As a rookie in 2020, Dillon watched Jones catch 47 passes and fellow running back Jamaal Williams catch 31. Williams left in free agency following that season, opening the door for Dillon to increase his role in 2021 – if he could catch.

“I’m like, ‘All right, this is what it takes to be successful in the league, go on and get your second contracts, and also to be on this team and play with '12' [Rodgers],’” Dillon said. “Going into that next offseason, that was something I was working on. Going into this offseason, my hands didn’t get bigger. It’s just being more confident. Going out there, running those routes and doing it over and over, and then trusting my hands, trusting my body in the air and things like that. It’s just repetition and trust.”

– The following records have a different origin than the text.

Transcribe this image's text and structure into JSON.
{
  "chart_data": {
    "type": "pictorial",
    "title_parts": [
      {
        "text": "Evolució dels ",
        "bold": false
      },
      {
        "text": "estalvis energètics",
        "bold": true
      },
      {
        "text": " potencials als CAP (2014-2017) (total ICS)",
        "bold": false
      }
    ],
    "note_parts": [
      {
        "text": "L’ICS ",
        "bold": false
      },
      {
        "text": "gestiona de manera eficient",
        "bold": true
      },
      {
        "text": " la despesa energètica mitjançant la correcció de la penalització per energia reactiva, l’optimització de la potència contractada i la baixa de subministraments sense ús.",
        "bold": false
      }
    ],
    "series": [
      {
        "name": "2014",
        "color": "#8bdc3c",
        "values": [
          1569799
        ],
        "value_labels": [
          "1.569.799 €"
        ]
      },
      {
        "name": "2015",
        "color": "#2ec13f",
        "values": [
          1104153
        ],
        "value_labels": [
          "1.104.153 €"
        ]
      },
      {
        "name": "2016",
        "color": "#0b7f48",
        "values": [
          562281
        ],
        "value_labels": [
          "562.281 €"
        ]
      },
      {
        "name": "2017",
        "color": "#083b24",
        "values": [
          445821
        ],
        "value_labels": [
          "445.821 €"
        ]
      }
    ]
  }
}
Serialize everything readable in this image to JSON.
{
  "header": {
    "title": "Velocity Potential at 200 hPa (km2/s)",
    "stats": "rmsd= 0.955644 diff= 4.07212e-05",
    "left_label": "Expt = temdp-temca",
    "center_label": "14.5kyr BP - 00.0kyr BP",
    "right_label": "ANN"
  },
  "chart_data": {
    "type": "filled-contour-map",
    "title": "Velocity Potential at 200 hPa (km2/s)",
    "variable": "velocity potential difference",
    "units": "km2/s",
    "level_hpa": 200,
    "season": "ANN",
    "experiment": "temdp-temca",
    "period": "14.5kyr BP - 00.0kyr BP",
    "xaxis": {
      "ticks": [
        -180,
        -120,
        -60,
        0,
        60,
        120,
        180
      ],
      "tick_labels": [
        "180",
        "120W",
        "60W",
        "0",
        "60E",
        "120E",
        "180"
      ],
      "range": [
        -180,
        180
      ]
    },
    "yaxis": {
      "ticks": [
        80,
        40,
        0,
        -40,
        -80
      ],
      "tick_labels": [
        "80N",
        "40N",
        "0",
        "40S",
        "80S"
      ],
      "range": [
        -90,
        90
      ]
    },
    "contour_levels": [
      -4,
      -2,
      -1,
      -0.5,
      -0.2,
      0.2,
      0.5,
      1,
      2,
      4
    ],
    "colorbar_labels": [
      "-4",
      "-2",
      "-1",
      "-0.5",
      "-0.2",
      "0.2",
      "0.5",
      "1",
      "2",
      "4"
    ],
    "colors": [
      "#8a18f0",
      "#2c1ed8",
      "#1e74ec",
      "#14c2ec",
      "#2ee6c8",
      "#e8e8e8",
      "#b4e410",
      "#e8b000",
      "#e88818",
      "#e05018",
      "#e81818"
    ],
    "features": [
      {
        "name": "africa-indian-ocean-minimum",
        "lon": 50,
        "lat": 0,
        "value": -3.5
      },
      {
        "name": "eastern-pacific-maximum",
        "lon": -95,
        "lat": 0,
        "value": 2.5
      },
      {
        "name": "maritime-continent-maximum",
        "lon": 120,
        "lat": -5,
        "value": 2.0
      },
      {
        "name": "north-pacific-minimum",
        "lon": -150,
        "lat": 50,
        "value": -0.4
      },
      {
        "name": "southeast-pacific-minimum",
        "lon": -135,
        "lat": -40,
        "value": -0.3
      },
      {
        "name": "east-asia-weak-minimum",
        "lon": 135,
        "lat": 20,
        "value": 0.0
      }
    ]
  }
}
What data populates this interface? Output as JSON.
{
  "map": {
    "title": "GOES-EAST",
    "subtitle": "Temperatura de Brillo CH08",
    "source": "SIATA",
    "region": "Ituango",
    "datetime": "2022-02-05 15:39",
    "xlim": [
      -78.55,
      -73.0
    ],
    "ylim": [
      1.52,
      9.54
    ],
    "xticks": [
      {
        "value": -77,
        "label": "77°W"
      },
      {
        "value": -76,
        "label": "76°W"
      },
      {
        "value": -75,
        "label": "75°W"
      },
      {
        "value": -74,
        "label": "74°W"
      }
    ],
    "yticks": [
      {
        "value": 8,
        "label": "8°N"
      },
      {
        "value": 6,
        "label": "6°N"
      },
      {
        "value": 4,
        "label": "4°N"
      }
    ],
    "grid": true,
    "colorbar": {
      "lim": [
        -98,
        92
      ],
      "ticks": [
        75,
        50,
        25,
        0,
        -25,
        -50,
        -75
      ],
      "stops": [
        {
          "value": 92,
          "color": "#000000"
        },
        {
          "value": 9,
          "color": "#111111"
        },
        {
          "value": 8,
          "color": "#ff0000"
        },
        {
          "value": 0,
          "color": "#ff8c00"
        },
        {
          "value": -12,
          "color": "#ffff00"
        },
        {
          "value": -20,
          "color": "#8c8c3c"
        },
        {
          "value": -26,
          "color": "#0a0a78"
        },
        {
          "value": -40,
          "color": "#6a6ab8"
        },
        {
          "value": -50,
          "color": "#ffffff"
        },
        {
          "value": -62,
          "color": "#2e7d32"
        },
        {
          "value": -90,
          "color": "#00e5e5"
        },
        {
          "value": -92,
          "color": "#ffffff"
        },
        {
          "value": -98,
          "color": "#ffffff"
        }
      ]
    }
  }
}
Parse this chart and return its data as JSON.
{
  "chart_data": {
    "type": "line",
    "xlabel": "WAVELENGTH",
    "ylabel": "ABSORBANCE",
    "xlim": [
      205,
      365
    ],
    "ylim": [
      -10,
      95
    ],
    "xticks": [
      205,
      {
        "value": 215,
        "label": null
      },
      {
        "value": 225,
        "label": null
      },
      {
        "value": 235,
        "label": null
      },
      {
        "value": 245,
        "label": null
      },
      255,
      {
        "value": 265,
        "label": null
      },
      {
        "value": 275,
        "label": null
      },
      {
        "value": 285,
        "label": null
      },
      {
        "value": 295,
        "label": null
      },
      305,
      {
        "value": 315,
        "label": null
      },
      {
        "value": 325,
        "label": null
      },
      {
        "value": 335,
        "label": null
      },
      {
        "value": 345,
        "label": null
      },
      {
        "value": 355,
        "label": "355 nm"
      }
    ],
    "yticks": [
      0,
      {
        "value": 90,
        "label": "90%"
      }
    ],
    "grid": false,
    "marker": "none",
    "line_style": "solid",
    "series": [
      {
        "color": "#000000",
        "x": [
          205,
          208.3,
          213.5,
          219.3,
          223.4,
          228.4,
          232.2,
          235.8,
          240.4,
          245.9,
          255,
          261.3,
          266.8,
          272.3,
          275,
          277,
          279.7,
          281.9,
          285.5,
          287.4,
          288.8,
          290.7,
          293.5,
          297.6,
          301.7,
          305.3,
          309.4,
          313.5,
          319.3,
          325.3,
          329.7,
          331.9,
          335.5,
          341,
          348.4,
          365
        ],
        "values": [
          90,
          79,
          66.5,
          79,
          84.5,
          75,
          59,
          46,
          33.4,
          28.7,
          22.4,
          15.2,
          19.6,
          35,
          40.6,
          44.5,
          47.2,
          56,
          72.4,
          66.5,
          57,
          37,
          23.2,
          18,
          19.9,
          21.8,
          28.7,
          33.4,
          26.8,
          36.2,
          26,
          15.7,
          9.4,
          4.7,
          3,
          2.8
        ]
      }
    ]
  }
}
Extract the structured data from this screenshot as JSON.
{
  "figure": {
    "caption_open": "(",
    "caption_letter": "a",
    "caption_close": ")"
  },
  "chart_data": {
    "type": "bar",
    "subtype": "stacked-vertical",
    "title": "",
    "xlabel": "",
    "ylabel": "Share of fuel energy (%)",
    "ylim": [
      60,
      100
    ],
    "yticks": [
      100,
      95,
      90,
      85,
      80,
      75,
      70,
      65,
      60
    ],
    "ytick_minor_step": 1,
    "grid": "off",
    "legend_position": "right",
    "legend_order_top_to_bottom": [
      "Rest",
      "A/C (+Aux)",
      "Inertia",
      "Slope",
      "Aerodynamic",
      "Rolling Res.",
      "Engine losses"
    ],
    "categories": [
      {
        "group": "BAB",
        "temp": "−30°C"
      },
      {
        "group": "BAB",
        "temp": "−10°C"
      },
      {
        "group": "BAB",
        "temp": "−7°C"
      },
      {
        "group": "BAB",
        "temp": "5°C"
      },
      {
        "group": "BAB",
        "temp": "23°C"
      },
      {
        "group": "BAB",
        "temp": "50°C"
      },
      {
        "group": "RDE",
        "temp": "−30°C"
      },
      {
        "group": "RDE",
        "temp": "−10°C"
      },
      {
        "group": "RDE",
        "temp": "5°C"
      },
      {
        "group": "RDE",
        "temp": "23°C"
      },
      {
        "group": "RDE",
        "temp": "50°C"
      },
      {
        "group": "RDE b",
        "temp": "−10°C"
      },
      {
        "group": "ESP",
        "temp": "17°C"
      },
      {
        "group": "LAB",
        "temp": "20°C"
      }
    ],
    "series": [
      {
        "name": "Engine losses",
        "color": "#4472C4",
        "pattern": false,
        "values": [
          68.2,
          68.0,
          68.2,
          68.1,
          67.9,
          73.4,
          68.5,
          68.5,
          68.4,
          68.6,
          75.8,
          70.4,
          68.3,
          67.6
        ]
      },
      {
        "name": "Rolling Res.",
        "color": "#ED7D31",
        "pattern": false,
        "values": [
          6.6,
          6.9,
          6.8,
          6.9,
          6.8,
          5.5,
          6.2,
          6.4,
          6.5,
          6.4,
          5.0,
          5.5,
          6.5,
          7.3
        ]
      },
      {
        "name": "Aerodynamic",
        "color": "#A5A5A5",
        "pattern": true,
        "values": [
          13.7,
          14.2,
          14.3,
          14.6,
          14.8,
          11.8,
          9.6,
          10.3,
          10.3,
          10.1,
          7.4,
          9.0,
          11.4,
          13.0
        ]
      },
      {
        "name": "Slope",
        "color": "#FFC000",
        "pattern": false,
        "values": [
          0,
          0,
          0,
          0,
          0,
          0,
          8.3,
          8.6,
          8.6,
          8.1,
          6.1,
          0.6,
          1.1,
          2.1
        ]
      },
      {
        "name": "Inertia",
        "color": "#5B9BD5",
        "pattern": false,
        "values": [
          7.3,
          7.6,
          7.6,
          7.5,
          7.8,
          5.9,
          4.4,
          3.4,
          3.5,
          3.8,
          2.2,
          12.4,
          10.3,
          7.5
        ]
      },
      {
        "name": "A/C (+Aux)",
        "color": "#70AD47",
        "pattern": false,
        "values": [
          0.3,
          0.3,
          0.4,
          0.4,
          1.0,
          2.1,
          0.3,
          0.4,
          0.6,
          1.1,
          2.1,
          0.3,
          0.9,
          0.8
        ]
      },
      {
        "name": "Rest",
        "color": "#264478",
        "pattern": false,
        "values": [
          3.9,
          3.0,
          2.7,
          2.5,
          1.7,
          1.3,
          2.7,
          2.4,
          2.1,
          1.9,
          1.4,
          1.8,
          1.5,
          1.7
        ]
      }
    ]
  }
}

Throw in the uncertainty at receiver -- where Allen Lazard still has to prove he’s a WR1, where Randall Cobb and Sammy Watkins must show they can stay healthy and where rookies Christian Watson, Romeo Doubs and Samori Toure (plus second-year pro Amari Rodgers and third-year pro Juwann Winfree) still have to gain Rodgers’ trust -- and it could be a season in which the Packers have a handful of players who end up in the 40-60 catch range.

“Yeah, maybe,” Rodgers conceded. “But I expect there will be a couple that kind of break out from that and have really exceptional seasons. The exciting part is you don’t know who that’s going to be. I feel like ’13’ [Lazard] is going to be one of them, and after that, it will be interesting.”